There’s something to be said about the charm and craftsmanship that comes with purchasing an old house. There’s certainly something to be said for the inevitable (and costly) accidents that lurk around every corner or behind every wall. Yes, there are numerous advantages to buying an older property, but there are many things to look for when buying an old house.
According to recent census data, 13.5 percent of American homes were built before the 1940s, and 19 percent were built before 1950. More than two-thirds of available housing units in some places, such as Buffalo, New York, and Sommerville, Massachusetts, have been standing for 75 years or more. There are almost 1,400,000 residential properties built-in 1939 or earlier in New York City alone.
Things to Look for When Buying an Old House
There’s nothing wrong with purchasing a 100-year-old home. All you have to do now is assess the house’s genuine condition, preferably with the help of a home inspector. That way, you’ll be able to figure out what’s in the old house before you buy it. There are things to look for when buying an old house. Before buying an old house, there are a few things you should know and check for.
1- Home inspection
A home inspection is required, but an additional termite check should be considered. Termites are a major issue in older homes, causing $5 billion in property damage each year! Termites are known to eat wood, including floors and walls. Softwood is particularly appealing to termites.
If there were any leaks in the house, it could be a good idea to engage a termite inspector to find any termite-related issues. Termites can eat through floors, walls, and structural supports over time. Termite damage can be identified by buckled floors, tiny holes in the drywall, hollow floorboards, and oozing paint.
Termite damage can be avoided by keeping any loose wood away from the structure (firewood, building materials). To avoid water accumulating near the foundation, make sure the house has a sufficient drainage system. On decks and other buildings that are attached to the house, use treated lumber. Remove any dead stumps in the vicinity of your home. Termites can get access to your home through obvious foundation fissures. Hire a professional to destroy the termite colony to control present infestations.
A property inspection will detect any termite damage and might assist you in negotiating repair costs with the seller.
2- Insulation & Heating
Single-pane windows are common in older homes and are inefficient in terms of energy efficiency. Furthermore, single-pane windows are prone to leakage and do not hold up well to the elements or heat.

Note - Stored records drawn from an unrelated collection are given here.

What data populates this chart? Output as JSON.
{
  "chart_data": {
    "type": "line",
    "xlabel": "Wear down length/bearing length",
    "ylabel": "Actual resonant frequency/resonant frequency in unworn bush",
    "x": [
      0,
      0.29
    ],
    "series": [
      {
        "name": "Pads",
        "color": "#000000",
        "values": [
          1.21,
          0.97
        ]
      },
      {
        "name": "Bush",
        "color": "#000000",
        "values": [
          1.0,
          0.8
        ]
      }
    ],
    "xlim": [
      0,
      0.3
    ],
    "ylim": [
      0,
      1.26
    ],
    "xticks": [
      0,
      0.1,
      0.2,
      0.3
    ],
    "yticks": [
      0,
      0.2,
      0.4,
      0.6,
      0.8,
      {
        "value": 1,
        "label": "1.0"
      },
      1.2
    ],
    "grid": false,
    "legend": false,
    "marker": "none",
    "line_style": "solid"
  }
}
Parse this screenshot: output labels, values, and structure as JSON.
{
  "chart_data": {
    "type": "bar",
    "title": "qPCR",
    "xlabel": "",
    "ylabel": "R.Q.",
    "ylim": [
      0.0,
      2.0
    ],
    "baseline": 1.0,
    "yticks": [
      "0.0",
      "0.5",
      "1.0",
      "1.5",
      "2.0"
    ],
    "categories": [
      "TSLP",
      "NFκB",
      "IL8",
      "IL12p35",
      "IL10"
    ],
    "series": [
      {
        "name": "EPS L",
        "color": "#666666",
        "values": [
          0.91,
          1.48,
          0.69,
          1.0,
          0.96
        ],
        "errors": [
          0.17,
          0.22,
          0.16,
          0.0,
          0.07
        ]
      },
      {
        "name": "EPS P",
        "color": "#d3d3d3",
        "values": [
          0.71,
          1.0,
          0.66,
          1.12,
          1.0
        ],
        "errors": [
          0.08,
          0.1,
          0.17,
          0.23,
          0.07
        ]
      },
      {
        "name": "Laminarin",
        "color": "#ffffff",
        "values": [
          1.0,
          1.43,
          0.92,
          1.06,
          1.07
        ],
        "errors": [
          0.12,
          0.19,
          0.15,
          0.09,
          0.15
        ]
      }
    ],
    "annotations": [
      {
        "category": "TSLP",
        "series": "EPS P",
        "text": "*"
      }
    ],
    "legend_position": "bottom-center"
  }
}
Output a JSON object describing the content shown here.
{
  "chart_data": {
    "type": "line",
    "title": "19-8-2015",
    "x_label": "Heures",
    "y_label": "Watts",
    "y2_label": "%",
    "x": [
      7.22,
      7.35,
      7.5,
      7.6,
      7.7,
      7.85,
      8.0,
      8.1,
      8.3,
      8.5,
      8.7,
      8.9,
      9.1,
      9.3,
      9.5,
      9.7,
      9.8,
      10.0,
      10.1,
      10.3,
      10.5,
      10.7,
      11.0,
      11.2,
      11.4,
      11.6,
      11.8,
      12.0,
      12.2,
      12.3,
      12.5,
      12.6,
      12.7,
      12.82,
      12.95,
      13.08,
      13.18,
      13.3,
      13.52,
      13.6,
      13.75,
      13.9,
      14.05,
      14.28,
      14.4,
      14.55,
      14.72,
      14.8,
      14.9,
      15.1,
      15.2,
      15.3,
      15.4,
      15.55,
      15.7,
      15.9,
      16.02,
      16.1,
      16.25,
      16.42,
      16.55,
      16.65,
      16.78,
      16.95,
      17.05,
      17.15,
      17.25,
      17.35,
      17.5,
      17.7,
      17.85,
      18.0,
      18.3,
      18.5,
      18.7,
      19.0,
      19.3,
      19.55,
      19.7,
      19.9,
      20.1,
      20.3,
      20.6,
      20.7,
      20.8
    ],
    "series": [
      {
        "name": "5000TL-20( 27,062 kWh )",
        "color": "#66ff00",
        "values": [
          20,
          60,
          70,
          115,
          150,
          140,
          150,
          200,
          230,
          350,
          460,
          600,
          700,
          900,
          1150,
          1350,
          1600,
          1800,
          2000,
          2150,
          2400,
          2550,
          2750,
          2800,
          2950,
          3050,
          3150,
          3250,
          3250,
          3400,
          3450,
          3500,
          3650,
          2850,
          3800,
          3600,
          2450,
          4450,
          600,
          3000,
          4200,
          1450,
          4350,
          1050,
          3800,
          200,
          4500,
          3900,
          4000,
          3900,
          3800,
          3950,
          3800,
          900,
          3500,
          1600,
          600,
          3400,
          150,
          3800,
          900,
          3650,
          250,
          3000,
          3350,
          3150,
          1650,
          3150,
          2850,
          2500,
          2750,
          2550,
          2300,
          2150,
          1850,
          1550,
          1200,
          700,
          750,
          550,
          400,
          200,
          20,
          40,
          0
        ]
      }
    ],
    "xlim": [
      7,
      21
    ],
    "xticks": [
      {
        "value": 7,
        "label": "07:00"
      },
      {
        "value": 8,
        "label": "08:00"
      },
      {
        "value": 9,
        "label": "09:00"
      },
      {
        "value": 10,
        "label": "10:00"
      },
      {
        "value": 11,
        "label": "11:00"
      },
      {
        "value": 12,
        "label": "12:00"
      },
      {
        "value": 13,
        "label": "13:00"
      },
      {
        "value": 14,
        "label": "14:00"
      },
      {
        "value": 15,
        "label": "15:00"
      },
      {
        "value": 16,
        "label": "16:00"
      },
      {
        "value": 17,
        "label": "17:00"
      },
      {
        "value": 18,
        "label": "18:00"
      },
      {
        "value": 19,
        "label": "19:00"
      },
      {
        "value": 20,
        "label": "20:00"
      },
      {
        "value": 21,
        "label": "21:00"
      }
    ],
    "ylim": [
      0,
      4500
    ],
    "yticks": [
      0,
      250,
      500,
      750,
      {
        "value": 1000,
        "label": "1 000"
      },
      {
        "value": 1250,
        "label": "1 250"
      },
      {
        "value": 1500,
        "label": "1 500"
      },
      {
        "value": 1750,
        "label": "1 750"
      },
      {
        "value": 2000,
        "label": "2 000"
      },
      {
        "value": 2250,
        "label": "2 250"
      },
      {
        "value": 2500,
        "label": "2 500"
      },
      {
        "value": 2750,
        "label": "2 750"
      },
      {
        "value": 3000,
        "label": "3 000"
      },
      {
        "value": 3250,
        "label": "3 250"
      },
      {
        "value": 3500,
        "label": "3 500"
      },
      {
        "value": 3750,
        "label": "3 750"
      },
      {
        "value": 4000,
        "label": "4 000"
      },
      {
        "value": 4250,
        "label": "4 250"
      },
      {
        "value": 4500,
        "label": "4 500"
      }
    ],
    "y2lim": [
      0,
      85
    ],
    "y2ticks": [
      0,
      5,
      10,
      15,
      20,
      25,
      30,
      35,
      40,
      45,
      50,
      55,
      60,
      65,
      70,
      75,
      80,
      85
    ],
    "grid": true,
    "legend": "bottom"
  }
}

Be wary of your heating bill if you have an old heating system and ageing windows. Oil is used to heat many older homes, and oil burners are inefficient. Examine to see if the heating system has been properly maintained and is not a fire threat. Consider the costs of updating your heating system and switching to gas.
3- Foundation Issues
Foundation and structure difficulties are common in older homes: foundation wall fractures, dry rot, and moisture damage to the foundation. Jammed doors, noticeable fissures, cracked tile/flooring, jammed windows, and off-level flooring is all signs of foundation problems. These difficulties can be addressed by a structural engineer, who can also offer suggestions on how to solve the situation. This can be expensive.
4- Hazardous Materials
Materials that are now outmoded and potentially harmful can be found in older dwellings. Prior to 1978, lead was used in the manufacture of paint, which is now prohibited. Lead poisoning is particularly dangerous for youngsters. Look for any signs of lead paint. It’s usually found around doors and windows on the trim. It should not prevent you from purchasing the house because you will most likely be removing and updating the paint. If the paint starts to flake, be cautious and always wear a mask when removing it.
A plumbing problem is a major hazard in an older home. A plumbing failure can result in significant water damage and possibly mold growth. Root damage to your plumbing could potentially be a concern in your main lines. If you intend on correcting severe faults and budgeting, buying an older property can save you money in the short term.